Les hommes murmurent, le griot est rusé, il aime soulever tous les problèmes, il le fait pour le prestige qu'il en retire mais aussi par prudence. Le chef des clans réfléchit :
« Si mon voyage est lié à la vie de la créature, Njambi ne permettra pas que je meure pendant que je cherche le Bwiti. Il me frappera après. »
Le palabre commence, les comment, les quand, les où, relatifs à la cérémonie d'Iboga, égrènent le temps des discussions.
Les dignitaires poursuivent leurs commentaires dans la case de Mongo où ils resteront manger jusqu'à la nuit tombée.
Les hommes prennent les mesures habituelles pour les nuits que dureront la transe, une pour partir, une pour revenir. Tout le monde devra rester dans le village, excepté les gardiens de cheptels. Mais les mères leur feront porter la part des plats qui leur revient.
Une chasse commune doit avoir lieu dès le lever du soleil, le lendemain. Elle doit garantir une confortable avance de nourriture pour tous les clans de la tribu.

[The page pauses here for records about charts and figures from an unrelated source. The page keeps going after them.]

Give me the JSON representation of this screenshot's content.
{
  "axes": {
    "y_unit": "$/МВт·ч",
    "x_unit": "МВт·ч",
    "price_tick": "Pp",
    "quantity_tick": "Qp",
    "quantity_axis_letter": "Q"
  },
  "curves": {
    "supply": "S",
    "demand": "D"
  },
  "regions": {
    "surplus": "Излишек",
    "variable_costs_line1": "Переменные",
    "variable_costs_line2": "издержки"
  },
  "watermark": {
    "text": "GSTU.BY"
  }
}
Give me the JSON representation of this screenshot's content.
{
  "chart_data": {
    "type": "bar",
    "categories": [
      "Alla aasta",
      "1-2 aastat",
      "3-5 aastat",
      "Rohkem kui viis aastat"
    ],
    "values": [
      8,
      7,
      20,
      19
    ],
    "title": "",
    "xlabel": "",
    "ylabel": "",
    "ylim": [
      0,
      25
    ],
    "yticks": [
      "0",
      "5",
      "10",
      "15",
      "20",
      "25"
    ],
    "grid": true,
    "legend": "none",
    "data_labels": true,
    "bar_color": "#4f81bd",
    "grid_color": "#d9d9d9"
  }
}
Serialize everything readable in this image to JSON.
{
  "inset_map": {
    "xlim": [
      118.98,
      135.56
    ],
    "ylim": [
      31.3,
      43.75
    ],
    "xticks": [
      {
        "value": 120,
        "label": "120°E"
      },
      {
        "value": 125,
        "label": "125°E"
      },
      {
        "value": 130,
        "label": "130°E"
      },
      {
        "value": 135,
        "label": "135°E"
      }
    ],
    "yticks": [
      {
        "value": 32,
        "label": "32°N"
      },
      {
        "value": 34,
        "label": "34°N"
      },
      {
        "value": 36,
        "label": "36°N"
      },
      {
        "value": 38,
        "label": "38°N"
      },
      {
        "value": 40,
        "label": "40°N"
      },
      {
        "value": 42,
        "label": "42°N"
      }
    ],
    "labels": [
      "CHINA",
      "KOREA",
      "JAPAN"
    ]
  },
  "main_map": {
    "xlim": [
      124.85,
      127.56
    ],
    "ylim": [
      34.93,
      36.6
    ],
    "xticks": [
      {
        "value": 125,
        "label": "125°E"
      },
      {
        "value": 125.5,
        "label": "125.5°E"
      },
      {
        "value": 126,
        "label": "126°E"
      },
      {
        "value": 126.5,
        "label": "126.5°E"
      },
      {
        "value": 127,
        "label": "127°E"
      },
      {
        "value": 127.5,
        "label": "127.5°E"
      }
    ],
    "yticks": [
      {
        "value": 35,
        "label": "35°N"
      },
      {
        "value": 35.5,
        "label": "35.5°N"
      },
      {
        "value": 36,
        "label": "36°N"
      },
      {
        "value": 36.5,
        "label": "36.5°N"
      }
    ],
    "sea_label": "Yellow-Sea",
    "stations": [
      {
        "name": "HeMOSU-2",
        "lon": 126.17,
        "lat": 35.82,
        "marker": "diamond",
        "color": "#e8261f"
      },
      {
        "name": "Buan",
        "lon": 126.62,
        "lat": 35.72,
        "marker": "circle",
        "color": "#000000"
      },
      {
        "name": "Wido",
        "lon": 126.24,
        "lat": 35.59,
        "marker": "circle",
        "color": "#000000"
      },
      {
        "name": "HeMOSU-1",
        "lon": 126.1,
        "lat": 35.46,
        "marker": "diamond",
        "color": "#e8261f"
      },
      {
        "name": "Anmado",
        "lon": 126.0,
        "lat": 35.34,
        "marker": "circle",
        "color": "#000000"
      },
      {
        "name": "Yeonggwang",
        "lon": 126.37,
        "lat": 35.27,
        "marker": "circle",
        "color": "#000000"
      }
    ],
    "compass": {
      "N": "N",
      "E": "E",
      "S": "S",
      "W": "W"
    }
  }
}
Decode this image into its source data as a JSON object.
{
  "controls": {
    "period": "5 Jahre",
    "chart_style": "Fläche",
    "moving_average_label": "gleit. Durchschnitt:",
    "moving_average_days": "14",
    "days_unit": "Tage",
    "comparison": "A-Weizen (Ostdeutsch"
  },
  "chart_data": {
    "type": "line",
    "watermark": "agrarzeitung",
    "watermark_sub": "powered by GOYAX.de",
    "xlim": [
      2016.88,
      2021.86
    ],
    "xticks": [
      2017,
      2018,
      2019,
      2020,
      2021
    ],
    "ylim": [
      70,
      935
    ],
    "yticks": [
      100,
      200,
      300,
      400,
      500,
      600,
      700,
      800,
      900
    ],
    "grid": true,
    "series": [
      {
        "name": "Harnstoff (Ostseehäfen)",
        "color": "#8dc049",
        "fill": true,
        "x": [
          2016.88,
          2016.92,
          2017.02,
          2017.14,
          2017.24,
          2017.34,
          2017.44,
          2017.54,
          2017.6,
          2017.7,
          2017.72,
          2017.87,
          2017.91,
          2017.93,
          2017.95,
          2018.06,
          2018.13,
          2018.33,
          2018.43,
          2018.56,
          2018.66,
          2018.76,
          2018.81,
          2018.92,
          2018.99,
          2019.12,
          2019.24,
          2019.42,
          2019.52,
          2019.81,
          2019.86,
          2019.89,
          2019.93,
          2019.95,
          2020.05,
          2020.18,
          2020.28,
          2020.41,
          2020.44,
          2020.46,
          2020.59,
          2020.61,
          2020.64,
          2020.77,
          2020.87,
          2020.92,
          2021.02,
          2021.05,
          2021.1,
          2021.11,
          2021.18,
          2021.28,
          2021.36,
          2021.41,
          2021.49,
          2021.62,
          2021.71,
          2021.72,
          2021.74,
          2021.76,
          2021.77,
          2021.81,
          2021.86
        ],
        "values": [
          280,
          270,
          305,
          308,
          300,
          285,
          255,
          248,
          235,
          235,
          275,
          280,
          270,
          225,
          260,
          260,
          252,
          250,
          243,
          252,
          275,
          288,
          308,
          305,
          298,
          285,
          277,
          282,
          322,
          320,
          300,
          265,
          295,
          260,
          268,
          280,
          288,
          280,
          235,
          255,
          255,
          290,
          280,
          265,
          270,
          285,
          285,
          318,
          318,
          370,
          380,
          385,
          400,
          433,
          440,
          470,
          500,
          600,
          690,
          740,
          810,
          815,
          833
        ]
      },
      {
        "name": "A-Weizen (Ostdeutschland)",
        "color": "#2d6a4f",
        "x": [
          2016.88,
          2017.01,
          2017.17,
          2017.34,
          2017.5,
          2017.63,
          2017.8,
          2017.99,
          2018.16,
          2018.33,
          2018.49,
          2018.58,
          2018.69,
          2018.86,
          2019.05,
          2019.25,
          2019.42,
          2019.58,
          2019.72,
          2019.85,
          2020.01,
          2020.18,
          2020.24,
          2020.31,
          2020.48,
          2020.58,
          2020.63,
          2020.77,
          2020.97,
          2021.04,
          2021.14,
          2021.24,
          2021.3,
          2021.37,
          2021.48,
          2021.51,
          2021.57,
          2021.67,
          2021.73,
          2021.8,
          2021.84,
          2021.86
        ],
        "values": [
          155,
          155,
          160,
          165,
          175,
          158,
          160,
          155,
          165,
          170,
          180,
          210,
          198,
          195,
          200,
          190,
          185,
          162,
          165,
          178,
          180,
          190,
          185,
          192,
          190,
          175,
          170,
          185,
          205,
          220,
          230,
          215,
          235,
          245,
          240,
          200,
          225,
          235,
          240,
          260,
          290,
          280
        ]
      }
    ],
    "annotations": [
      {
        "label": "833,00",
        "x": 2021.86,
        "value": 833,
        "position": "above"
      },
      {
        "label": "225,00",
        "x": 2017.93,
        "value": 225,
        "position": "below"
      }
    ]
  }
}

Des sentinelles, issues des familles associées aux différents quartiers, sont prévues pour prévenir les intrusions possibles et veiller à l'ordre relatif qu'une beuverie collective chahute nécessairement.
En quittant le palabre, les hommes mettent les femmes en ordre de marche, récolter les racines et les broyer, préparer du bois pour les feux, filtrer de grandes quantités de lotoko. La boisson fermentée de maïs et de manioc est appréciée de tous, moins à cause de son goût qu'en raison de l'ivresse qu'elle produit.
Les adolescents assez forts qui ne sont pas occupés à garder des cheptels sont chargés de cueillir des fruits, des enfants plus jeunes les accompagnent. Il faut aller assez loin pour ne pas entamer les ressources à proximité immédiate du village.